In her new memoir, Burn Book, Kara Swisher cites a 2014 profile that dubbed her “Silicon Valley’s Most Feared and Well-Liked Journalist.” She might prefer to downplay the first and emphasize the second. Some people would switch that around. But there is no dispute about Swisher’s impact: When it comes to tech punditry, she’s at the top of the heap.
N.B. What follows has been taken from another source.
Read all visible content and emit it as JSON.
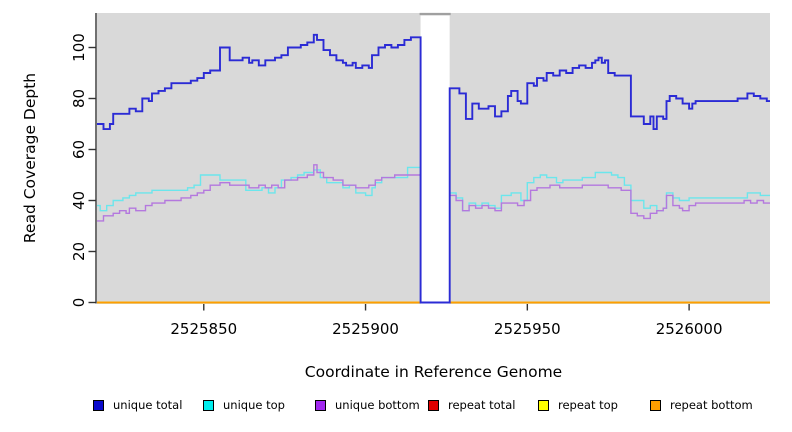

No tech journalist has built a bigger brand for herself. Her three-decade career is a study in hard work and uncommon confidence. She rose from being a reporter at The Washington Post to The Wall Street Journal’s internet reporter and then, in her biggest leap, the cofounder of the All Things D Conference and website with her revered mentor, tech reviewer Walt Mossberg. In one of their most famous interviews, she and Mossberg moderated a blissfully convivial joint session with lifetime rivals Bill Gates and Steve Jobs in 2007 that brought many in the audience to tears. Swisher and Mossberg left the Journal in 2013 and started the successful Code conference, with Swisher heading a news site. Her interviews can be tough, the most famous being with Mark Zuckerberg in 2010, when he was so rattled by the way Swisher and Mossberg pressed him on privacy that he literally sweated through his hoodie. In addition to interviewing the entire tech CEO pantheon, Swisher has tossed questions at figures in politics and culture—Hillary Clinton, Kim Kardashian, Maria Ressa, and so on. All the while Swisher has broken plenty of news, fueled by her deep sources. In the past few years, she has mastered the podcast medium with two hits—On With Kara Swisher, an interview show, and Pivot, with business professor Scott Galloway—as well as a coveted stint hosting HBO’s Succession podcast. Swisher also had a short, high-profile run as a New York Times op-ed columnist. She’s played herself on Silicon Valley and The Simpsons. Her current affiliations are with Vox and New York magazine, and she is a permanent panelist on The Chris Wallace Show, a CNN Saturday morning talkfest.

Despite the title, Burn Book is less a scorched-earth exposé than a primer for Swisher newbies and those who want to know the tech world from an insider perspective. On her podcasts she loves to riff on the big trouble she’s courting by revealing the skeletons in tech’s closet, but for her regular listeners there’s little in Burn Book that they won’t have already heard. (She explains that the title is a play on her Mean Girls reputation, a reference to the book of rumors written by the movie’s high school bullies, and that the cover shot of her face with her trademark Ray-Bans, a raging inferno reflected in the lenses, is kind of a joke.) In the memoir, Swisher slashes her way through the tech world like John Wick with a word processor, vanquishing vain CEOs and clueless legacy media bosses and emerging without a scratch. Those humbled bros include Elon Musk, a former pal who’s now a nemesis. But unlike Musk, who Swisher says recently declared her an “asshole,” most of the tech world still, well, likes and fears her. Other journalists dream of interviewing the likes of OpenAI CEO Sam Altman. At one stop on Swisher’s book tour, Altman is slated to interview her.

During my afternoon with Swisher at her house in a tony neighborhood in northwest Washington, DC, she took frequent breaks for fond exchanges with three of her four children, her wife Amanda Katz (an editor for The Washington Post), and her ex-wife, Megan Smith, a former US chief technology officer, who dropped in. Our conversation, though, was feisty, as we talked about her storied career, why she abandoned the conference business and The New York Times, and how she answers to the charge that she’s mean.

Steven Levy: What prompted you to write a memoir?

Kara Swisher: I didn’t want to. Jonathan Karp, the publisher of Simon & Schuster, bugged me for years to write something. I was much more interested in the blogs or the podcasts or whatever. I never really liked writing my books. The process was so slow. And I’d had enough of these [tech] people. I don’t like most of them anymore. I didn’t want to reflect on them. I’m sick of them. They’re sick of me. And Walt Mossberg was supposed to write his memoir, right?